Later that day I went to a panel discussion. I knew one of the panelists, or at least I thought I did. We had spoken briefly about a possible internship when I was back in SF. The conversation was casual, yet I felt that I had made an impression. However, I am pretty sure when I reintroduced myself to him, with a little background information, he had no clue who I was. Strike 2. I learned from this one. When I approached he was surrounded by people and about to begin the panel discussion. Too busy, too much pressure I told myself. The guy is getting ready to speak to a packed room, bad timing. It is understandable that he didn’t recall. I guess.

After my failure I decided to seek expert advice.
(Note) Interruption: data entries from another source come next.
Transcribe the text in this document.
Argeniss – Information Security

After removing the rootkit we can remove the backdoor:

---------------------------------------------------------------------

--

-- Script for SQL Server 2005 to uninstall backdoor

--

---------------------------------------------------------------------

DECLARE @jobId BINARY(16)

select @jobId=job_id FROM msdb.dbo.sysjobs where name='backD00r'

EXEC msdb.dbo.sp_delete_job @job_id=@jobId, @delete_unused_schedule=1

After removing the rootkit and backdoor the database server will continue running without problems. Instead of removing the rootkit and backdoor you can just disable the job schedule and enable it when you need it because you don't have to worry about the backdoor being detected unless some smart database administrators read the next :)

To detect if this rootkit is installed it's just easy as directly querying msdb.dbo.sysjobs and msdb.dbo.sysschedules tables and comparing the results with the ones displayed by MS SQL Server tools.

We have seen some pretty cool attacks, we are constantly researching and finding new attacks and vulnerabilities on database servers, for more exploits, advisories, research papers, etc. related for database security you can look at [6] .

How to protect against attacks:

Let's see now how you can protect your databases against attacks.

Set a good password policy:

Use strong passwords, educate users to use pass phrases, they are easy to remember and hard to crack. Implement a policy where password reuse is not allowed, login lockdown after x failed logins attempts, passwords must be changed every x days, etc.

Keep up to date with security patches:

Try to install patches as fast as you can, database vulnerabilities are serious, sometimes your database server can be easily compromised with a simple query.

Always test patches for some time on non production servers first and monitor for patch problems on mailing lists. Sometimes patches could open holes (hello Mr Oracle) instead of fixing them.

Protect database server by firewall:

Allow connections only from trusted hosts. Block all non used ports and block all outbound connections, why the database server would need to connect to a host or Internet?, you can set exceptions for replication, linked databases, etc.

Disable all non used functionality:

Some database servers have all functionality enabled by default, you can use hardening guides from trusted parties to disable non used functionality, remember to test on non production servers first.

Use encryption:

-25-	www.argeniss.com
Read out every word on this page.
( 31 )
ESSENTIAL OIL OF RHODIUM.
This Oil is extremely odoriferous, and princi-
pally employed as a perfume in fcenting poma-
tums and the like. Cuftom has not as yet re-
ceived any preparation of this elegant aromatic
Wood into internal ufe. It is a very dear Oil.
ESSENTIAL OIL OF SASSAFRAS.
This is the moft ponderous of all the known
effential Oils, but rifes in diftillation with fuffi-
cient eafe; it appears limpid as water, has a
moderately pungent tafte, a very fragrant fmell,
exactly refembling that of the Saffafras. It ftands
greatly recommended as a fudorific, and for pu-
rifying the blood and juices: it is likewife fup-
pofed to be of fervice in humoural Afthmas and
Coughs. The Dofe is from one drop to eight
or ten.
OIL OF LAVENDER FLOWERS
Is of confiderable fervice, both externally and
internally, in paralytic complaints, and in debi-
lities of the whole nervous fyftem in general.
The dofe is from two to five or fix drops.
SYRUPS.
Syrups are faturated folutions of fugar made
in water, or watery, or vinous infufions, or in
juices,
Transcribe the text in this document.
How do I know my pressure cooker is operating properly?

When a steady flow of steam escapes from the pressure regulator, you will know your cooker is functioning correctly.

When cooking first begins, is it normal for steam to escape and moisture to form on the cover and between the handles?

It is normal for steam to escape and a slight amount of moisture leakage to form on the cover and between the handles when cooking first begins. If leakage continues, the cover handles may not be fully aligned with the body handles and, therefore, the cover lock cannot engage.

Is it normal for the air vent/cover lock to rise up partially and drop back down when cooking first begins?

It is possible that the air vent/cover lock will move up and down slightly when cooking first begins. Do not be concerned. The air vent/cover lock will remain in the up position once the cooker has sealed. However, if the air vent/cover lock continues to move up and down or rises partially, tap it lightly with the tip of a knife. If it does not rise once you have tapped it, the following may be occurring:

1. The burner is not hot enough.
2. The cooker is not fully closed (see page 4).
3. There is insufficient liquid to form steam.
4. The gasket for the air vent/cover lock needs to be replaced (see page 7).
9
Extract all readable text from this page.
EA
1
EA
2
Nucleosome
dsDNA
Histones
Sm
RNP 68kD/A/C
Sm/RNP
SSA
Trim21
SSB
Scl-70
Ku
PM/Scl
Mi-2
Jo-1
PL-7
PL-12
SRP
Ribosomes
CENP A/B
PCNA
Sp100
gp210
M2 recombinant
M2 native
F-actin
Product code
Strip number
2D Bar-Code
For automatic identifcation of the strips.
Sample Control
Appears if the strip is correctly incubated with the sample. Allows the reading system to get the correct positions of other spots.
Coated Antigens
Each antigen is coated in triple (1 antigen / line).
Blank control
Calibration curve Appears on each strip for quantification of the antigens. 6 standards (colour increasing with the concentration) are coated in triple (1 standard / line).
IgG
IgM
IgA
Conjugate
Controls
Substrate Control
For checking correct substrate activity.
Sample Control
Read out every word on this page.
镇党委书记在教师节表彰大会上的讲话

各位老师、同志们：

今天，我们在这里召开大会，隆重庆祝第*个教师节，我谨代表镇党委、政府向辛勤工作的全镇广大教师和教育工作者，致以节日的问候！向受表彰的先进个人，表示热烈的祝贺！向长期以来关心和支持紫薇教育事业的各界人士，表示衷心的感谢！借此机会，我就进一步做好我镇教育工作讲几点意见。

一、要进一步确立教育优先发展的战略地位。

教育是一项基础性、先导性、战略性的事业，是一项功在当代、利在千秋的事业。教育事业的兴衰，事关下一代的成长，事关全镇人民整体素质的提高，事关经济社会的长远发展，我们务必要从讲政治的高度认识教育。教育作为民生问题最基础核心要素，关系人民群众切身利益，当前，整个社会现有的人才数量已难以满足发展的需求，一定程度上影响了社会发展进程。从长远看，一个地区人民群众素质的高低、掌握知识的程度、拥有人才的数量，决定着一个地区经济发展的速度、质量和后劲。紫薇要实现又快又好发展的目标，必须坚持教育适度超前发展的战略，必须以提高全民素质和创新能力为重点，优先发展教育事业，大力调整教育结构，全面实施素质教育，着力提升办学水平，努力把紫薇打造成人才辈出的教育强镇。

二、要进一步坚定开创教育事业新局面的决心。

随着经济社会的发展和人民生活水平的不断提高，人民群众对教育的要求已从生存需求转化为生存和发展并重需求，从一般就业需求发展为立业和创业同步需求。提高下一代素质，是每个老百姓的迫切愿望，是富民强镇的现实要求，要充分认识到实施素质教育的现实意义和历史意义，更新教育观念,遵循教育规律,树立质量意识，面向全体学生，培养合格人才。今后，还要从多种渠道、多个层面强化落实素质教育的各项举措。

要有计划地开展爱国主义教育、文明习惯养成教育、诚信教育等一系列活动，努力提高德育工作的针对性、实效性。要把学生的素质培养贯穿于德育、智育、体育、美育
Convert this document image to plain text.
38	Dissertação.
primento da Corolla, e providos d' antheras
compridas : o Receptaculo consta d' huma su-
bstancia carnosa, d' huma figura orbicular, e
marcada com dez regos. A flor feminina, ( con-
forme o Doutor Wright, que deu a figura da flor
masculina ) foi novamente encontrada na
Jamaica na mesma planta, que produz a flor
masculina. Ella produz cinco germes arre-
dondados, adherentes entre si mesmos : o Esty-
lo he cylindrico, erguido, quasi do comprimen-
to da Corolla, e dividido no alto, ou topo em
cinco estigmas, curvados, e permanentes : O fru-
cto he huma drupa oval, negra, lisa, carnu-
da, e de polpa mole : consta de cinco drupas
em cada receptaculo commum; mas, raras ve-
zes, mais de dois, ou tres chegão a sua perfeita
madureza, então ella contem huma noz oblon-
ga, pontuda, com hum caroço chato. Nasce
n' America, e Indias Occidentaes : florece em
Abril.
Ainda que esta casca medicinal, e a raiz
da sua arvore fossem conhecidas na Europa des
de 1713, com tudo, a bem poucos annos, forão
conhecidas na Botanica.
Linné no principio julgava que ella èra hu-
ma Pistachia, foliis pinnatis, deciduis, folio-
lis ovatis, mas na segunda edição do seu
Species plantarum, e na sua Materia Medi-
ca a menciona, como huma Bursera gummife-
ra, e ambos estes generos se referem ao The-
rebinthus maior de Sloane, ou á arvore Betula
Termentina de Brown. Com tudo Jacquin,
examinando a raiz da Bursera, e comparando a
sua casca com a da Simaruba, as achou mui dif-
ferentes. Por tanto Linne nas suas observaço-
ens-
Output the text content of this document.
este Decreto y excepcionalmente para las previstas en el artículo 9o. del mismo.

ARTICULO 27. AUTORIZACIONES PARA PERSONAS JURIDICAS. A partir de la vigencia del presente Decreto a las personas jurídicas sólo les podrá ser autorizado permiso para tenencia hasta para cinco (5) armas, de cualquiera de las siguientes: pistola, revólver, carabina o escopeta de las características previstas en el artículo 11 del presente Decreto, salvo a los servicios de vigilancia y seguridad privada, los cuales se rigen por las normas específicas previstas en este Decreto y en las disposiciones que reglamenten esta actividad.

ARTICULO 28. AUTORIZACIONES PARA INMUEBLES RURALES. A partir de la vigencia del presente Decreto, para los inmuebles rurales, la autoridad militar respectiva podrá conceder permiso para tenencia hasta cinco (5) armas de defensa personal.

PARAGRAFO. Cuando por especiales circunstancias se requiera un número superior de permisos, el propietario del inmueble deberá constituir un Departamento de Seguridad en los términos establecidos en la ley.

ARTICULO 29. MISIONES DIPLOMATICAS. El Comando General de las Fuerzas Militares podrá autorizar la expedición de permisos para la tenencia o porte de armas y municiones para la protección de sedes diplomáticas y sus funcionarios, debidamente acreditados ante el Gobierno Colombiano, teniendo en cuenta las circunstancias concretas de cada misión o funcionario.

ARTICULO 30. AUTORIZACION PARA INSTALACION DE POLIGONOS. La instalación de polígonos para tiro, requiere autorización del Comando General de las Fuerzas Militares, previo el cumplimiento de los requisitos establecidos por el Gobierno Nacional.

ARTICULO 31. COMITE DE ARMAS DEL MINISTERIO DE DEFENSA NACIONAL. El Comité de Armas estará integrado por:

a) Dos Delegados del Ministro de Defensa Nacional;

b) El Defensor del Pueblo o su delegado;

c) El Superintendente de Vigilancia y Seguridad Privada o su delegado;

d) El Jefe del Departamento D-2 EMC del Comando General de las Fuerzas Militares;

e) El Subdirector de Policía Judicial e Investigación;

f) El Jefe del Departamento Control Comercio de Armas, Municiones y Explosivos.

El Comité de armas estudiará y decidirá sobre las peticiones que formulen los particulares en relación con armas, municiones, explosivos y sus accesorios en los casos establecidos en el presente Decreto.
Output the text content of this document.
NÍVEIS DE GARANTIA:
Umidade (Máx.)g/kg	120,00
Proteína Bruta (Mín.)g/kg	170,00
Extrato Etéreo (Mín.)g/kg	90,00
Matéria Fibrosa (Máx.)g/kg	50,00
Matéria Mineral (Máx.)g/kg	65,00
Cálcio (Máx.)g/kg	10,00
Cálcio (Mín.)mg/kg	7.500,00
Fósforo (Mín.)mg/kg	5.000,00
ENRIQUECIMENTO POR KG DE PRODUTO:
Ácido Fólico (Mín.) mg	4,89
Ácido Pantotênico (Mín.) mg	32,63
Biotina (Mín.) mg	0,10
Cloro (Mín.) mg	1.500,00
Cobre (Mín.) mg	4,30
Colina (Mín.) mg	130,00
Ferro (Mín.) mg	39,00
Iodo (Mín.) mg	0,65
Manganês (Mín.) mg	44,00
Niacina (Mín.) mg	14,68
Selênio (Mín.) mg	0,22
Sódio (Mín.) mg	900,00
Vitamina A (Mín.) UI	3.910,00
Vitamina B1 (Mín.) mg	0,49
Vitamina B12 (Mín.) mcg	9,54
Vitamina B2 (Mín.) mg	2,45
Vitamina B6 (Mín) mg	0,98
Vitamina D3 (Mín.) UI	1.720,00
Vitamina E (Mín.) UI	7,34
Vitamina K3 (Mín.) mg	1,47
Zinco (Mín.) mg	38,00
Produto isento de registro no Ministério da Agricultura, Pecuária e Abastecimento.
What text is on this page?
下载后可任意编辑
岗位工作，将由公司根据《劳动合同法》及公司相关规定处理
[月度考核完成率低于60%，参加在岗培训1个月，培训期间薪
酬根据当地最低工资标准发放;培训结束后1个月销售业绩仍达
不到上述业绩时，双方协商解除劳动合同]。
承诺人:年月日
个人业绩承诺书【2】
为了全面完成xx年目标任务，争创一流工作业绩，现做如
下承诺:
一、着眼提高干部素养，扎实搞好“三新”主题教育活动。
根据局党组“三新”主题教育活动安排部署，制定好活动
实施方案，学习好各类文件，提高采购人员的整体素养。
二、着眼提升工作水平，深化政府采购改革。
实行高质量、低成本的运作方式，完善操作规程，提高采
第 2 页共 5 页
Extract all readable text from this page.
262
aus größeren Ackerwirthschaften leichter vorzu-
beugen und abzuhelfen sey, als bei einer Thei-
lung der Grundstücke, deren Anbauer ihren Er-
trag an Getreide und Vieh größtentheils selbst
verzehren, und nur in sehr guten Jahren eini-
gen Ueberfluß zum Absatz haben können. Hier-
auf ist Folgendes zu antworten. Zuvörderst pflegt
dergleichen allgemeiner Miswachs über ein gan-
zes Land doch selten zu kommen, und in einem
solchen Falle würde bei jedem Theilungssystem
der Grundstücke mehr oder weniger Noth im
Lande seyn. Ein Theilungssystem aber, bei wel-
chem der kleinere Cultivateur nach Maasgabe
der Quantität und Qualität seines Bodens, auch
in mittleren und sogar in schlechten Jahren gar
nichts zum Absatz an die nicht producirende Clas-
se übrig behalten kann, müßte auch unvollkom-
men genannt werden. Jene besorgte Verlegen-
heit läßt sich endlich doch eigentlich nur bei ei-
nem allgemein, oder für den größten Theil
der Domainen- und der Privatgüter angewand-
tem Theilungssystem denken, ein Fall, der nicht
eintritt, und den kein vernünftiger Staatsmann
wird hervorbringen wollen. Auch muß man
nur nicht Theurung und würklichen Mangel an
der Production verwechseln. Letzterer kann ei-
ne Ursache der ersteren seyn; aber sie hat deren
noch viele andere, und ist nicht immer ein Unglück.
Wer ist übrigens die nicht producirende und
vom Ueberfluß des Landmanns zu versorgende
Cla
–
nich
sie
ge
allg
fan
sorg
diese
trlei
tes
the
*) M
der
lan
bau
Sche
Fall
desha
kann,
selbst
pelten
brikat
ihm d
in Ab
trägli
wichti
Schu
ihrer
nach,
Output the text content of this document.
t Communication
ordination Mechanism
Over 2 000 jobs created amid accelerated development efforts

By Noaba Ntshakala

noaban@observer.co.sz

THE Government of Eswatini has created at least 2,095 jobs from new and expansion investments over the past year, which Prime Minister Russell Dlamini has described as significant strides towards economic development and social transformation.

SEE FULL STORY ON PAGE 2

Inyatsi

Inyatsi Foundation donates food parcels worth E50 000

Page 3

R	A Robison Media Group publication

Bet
I bumped into Dan Senor, a section mate formerly from the world of politics, as he was casually waiting to speak to some CEO, not an ounce of sweat on his body, not one bit of red flushing his face. What makes it all so easy for this guy? He gave me some helpful advice.

Intro to Senor Schmoozing
When you are wasting someone’s time, you should have a point, and cut right to it. Assume you have their undivided attention for all of 8 seconds. If you want another 8, you’ve got to be quick, or they’ll just move on. After a panel session, these people are absolutely swarmed with students. Think about a good but quick introduction, one other than, “I’m a student at HBS.” It’s redundant, they’ll assume you are a student here. Maybe mention your last job if it is relevant. And then straight to the point, be it a question or a request, and it’s got to be one of the two: “I am interested in interning with blank.com. I know that you are swamped right now, but I was wondering if I could give you a call to chat about it for a few minutes.”

When in Rome, do NOT do as the Romans.
You have to distinguish yourself. First things first: Throw away all your HBS business cards, they look identical to all of the other 250 cards the person will be filing through on the plane home. Hang on to your old business cards, cross out the outdated information and write in your new phone number. Not only will your card stand out, but it will also remind the contact of your background.

Another idea is to clip a pertinent article prior to the meeting and causally offer it, ‘thought you might be interested in this article, which relates to the talk you just gave and oh, why don’t I write my name and number on the top.’

With new found confidence as a graduate of the Intro class, I went straight to the pit after a panel and approached the CEO of a company that I had interviewed with. I had learned my lesson, I went down trying my best to keep my palms dry and my face from turning red. I said, “Hi, I interviewed with your company a few weeks ago and I wanted to introduce myself.” He smiled and looked at me and said, “and you are.. Tim Watson?” It was a little strange because I had swapped passes with Tim. To be honest, it was a great icebreaker. We exchanged ‘I know so-and-sos’ and I asked a question or two. We actually chatted for a little while and by the end I felt comfortable. As long as Tim doesn’t get my job, I think it was successful. I learned a lot from my experiences in the trenches, and although I still dislike the process, I feel better prepared to approach my next schmoozefest.